Deloitte was Livent's auditors between 1989 and 1998.  In 2001, Livent, through its receiver, commenced an action against Deloitte alleging, among other things, that its audits between 1992 and 1998 were negligent. Livent alleged that Deloitte failed to detect the fraud, causing it to realize a value on its assets upon liquidation less than it otherwise would have.  The trial judge found in favour of Livent, awarding $84 million in damages plus interest against Deloitte.  The Court of Appeal for Ontario dismissed Deloitte's appeal.

Deloitte's appeal was argued before the Supreme Court of Canada on February 15, 2017.  It argued that the Court of Appeal erred by ultimately permitting a thoroughly fraudulent corporation, whose directing minds deceived both is auditor and its investors, to effectively be indemnified by its auditor for disproportionate losses suffered by stakeholders. The ruling, Deloitte cautioned, would encourage corporate auditors to resign an audit before they feel they can responsibly do so in order to minimize the risk of catastrophic loss and indeterminate liability. 

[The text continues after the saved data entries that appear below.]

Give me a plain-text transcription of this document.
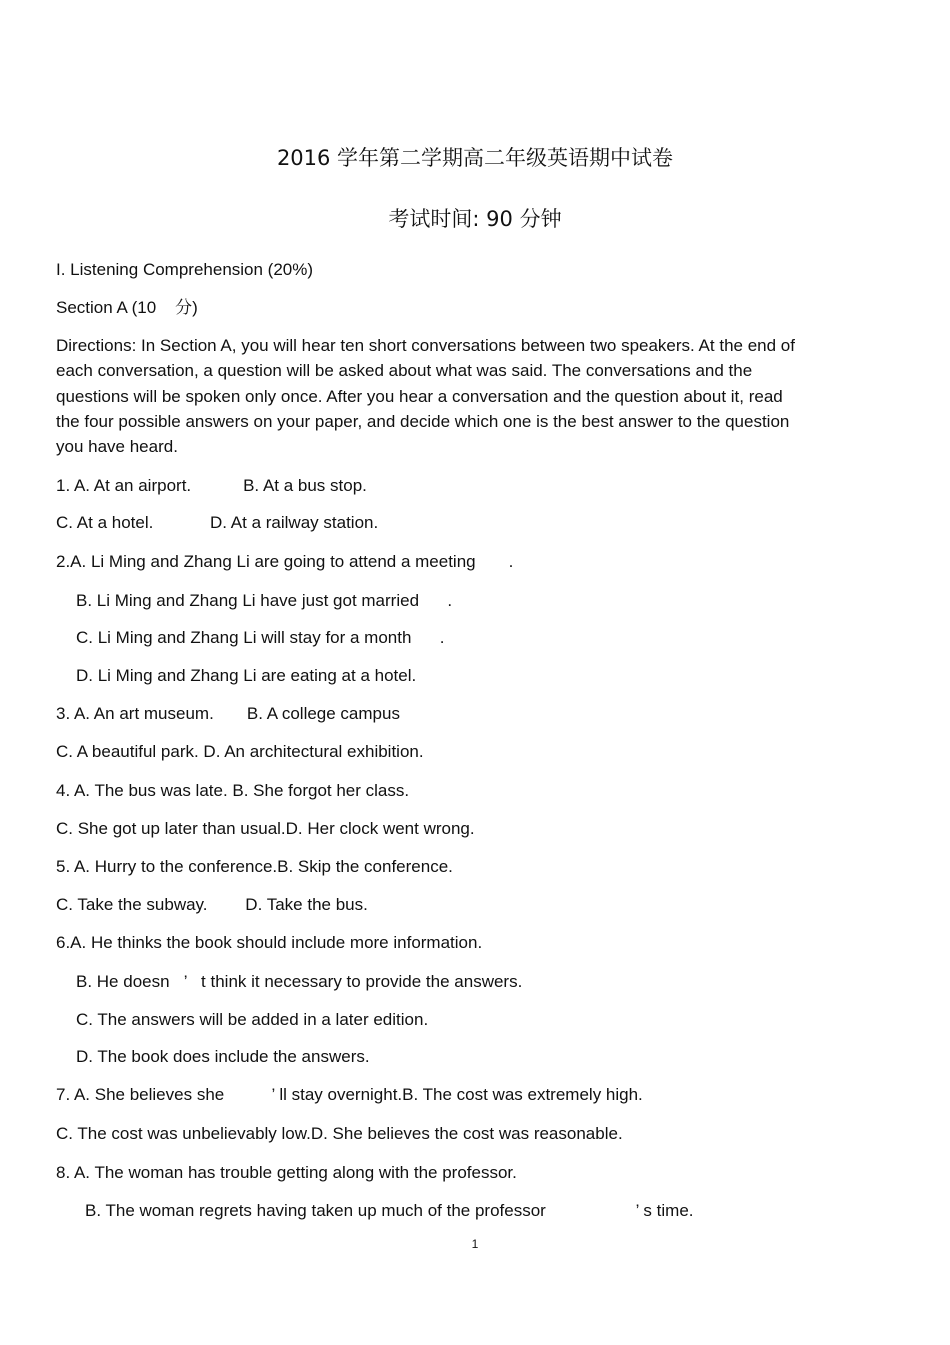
2016 学年第二学期高二年级英语期中试卷
考试时间: 90 分钟
I. Listening Comprehension (20%)
Section A (10    分)
Directions: In Section A, you will hear ten short conversations between two speakers. At the end of each conversation, a question will be asked about what was said. The conversations and the questions will be spoken only once. After you hear a conversation and the question about it, read the four possible answers on your paper, and decide which one is the best answer to the question you have heard.
1. A. At an airport.           B. At a bus stop.
C. At a hotel.            D. At a railway station.
2.A. Li Ming and Zhang Li are going to attend a meeting       .
B. Li Ming and Zhang Li have just got married      .
C. Li Ming and Zhang Li will stay for a month      .
D. Li Ming and Zhang Li are eating at a hotel.
3. A. An art museum.       B. A college campus
C. A beautiful park. D. An architectural exhibition.
4. A. The bus was late. B. She forgot her class.
C. She got up later than usual.D. Her clock went wrong.
5. A. Hurry to the conference.B. Skip the conference.
C. Take the subway.        D. Take the bus.
6.A. He thinks the book should include more information.
B. He doesn   ’   t think it necessary to provide the answers.
C. The answers will be added in a later edition.
D. The book does include the answers.
7. A. She believes she          ’ ll stay overnight.B. The cost was extremely high.
C. The cost was unbelievably low.D. She believes the cost was reasonable.
8. A. The woman has trouble getting along with the professor.
B. The woman regrets having taken up much of the professor                   ’ s time.
1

The case raises a number of issues including: (1) whether the plaintiff could advance a claim for damages relating to a breach of duty arguably owed to another entity.   Indeed, Deloitte argued that Livent is not claiming for its own losses, but rather is advancing a proxy claim, indirectly, for losses sustained by its creditors and investors that will be recoverable in Livent’s insolvency proceedings;  (2) the extent to which attribution of wrongdoing of senior management could defeat Livent's cause of action and the ex turpi causa defence; and (3) whether the unsettled theory of deepening insolvency (the artificial prolongation of a corporation's existence past the point of insolvency)  of damages is an acceptable measure of the plaintiff's loss.

Auditors, insurers, and class action counsel among others are keenly watching the Supreme Court of Canada for the release of its decision in this landmark case.